Mrs. Bahrr paused and looked at Jerry deprecatingly.
"Like that silver cup I saw down at the deep hole?" Jerry asked, encouragingly.
"Yes, like that. I seen you down there that day. I was the woman that passed your car – "
"I know it," Jerry said, "I remember your sunbonnet and gray-green dress. I've often seen both since."
"Yes, an' you remember, too, the time I come out on the porch sudden when you first come here, an' made you promise not to tell." Mrs. Bahrr's voice quavered now.
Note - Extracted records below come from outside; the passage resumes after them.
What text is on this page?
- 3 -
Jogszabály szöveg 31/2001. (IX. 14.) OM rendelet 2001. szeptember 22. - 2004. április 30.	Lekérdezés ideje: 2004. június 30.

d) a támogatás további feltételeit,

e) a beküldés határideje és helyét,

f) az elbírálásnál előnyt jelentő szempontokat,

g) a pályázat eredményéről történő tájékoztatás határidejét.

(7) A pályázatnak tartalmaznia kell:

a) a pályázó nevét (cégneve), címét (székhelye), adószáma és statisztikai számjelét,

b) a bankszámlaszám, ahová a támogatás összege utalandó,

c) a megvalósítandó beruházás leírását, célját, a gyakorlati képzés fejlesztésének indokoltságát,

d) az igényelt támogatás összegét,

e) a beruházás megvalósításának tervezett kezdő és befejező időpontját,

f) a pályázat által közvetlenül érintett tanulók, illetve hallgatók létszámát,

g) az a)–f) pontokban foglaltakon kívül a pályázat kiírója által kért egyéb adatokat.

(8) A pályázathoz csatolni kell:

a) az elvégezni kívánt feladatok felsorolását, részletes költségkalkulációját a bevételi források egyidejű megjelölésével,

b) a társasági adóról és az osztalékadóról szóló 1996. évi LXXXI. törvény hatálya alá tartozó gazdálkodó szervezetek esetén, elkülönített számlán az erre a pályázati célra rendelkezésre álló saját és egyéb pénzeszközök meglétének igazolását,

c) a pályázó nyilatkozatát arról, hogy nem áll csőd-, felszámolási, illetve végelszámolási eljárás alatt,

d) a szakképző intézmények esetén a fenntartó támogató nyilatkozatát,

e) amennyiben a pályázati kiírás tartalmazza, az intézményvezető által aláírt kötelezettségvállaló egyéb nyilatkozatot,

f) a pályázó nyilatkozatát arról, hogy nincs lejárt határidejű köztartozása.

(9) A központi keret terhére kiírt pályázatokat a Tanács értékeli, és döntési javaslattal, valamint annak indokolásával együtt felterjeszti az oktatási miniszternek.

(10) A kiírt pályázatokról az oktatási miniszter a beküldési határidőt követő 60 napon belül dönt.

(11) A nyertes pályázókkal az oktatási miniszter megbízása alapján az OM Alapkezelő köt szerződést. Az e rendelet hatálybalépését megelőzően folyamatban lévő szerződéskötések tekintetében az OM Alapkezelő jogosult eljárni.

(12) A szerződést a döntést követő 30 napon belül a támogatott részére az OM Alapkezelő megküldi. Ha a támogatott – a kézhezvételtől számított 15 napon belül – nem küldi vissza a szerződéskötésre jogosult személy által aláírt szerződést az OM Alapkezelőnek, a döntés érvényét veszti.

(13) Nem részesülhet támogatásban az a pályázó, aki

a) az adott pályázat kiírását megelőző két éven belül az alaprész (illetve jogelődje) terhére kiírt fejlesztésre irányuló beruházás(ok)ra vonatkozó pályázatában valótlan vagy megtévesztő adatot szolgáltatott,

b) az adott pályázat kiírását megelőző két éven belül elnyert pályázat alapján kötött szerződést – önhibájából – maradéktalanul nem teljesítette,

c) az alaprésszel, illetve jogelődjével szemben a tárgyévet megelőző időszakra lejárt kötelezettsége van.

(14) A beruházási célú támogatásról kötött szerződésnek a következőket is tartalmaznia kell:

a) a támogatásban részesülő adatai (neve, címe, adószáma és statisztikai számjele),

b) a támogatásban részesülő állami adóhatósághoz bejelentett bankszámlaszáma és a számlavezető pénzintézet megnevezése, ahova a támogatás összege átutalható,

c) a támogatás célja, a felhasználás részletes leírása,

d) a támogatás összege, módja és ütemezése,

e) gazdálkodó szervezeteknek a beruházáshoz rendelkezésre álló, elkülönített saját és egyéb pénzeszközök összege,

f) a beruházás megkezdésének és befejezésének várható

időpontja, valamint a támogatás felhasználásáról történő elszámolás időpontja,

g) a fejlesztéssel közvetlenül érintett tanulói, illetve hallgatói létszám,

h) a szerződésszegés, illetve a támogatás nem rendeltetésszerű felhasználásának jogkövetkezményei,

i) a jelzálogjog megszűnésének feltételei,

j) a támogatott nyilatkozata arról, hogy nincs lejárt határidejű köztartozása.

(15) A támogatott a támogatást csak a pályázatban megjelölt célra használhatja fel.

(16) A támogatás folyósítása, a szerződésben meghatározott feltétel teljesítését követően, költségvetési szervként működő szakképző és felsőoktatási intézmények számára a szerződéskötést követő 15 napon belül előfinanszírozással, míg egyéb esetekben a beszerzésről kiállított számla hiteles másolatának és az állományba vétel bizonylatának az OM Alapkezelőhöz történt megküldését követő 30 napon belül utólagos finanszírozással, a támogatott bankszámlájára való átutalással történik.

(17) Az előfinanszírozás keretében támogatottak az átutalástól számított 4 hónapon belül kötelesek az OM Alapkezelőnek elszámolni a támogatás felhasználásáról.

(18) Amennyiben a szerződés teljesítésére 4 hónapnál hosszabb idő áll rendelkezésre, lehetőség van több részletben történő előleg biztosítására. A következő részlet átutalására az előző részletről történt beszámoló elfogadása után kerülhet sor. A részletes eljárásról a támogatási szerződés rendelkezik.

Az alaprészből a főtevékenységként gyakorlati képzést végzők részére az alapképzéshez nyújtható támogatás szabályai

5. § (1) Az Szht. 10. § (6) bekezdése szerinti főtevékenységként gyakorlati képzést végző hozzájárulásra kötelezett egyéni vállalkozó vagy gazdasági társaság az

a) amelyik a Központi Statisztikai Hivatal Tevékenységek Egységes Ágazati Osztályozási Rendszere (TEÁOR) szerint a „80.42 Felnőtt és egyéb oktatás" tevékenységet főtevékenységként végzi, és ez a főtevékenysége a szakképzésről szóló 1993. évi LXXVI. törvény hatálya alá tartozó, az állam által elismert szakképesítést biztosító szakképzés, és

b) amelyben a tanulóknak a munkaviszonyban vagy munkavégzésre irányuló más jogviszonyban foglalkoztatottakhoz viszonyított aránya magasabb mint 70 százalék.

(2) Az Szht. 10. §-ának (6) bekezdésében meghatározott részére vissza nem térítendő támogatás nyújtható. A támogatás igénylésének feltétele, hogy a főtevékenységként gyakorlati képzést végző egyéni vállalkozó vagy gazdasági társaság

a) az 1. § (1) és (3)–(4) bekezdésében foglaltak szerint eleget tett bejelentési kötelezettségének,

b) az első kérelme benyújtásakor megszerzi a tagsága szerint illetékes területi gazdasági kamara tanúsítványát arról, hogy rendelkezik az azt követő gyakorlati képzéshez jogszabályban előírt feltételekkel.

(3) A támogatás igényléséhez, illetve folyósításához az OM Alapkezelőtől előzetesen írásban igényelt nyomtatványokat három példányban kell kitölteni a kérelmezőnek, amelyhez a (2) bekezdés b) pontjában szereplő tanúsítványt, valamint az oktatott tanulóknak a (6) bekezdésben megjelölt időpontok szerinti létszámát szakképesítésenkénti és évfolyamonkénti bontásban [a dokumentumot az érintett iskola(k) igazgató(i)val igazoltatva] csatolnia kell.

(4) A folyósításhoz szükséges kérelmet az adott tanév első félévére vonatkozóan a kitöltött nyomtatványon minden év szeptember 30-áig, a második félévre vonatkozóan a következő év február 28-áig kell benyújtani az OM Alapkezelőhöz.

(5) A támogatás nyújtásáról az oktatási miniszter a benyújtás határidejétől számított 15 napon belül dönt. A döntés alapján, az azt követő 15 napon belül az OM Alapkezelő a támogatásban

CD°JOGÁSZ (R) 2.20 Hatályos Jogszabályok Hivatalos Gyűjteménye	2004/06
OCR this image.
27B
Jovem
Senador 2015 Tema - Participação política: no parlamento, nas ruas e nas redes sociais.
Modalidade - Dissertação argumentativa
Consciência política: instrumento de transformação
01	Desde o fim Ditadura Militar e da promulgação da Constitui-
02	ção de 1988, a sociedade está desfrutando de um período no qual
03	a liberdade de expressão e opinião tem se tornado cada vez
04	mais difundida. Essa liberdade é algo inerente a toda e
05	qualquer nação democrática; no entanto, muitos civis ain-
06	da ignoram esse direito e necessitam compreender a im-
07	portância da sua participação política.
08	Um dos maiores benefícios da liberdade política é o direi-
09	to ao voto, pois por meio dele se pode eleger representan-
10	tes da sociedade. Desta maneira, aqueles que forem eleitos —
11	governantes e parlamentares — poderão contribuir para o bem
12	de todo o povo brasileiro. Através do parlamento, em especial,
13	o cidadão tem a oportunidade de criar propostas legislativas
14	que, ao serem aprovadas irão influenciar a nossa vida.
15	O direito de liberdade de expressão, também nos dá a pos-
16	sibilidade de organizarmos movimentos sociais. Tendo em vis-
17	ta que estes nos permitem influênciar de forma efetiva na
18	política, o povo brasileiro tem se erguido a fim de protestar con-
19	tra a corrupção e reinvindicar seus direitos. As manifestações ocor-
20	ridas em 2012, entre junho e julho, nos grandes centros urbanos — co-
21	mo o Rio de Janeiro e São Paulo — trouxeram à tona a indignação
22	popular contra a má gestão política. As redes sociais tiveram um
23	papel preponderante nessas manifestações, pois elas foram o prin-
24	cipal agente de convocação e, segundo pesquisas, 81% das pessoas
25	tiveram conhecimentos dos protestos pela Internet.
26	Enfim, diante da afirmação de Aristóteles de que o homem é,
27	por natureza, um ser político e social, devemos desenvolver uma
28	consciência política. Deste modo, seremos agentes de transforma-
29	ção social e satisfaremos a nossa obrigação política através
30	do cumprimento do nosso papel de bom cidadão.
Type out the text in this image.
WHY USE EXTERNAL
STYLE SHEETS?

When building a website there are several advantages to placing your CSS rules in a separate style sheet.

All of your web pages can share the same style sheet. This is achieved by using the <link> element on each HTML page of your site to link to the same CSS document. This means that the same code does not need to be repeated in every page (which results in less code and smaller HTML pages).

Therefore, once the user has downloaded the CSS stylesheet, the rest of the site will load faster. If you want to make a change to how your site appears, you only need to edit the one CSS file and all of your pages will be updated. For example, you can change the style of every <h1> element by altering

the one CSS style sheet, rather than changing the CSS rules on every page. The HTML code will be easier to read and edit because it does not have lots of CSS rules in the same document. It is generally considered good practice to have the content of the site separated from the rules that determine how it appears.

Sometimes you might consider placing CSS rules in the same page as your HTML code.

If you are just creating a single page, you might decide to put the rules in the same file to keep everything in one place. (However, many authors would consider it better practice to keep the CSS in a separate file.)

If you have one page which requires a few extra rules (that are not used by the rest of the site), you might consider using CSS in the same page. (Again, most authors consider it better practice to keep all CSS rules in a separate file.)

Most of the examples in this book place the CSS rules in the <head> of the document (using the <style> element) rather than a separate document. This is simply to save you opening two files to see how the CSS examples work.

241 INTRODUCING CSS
"An' 'cause I knowed Teddy'd bring that right back to Macpherson's and you'd remember it, an' 'cause you were Jim Swaim's child that knowed my fault an' made me do what I didn't want to do, even if I was in the wrong, I hated you an' vowed to myself I'd fix you. It was me slipped into your room an' stuck Laury's purse into your beaded hand-bag, an' it was me took your roll of money from your own purse. Teddy took it away, though, that very night. Teddy he'd take whatever I picked up an' pretend he'd sell it, but he'd git it back to 'em some way if he could; an' he's saved an' sold fish an' lived a hermit life an' never told on me. He's slipped up to town to git me to put back or let him put back what I was tempted to pilfer, 'cause it seemed I just couldn't help it. York's been awful patient with me, too. But I can't set here an' be a woman and see Teddy shieldin' me, a hypocrite, an' her shieldin' him, an' not tellin' on me, like wimmen does on wimmen generally, an' not make a clean breast of it. An' if you'll not tell on me, an' all help me, I'll jus' try once more – "
"Won't anything go out of this room except what you tell yourself, Stellar Bahrr," Ponk said, gravely. "Now you go home an' begin to act better and think better, an' this'll be a heap cleaner town forever after. An' if you live right the rest of your days you 'll keep on livin' after you're dead, like mother does. The charges of this case is all settled. I congratulate you, Miss Fair Defendant. You are a Joan of Arc, an' a Hannah Dustin, an Boaz's Ruth, an' Barbara Fritchie, all in one."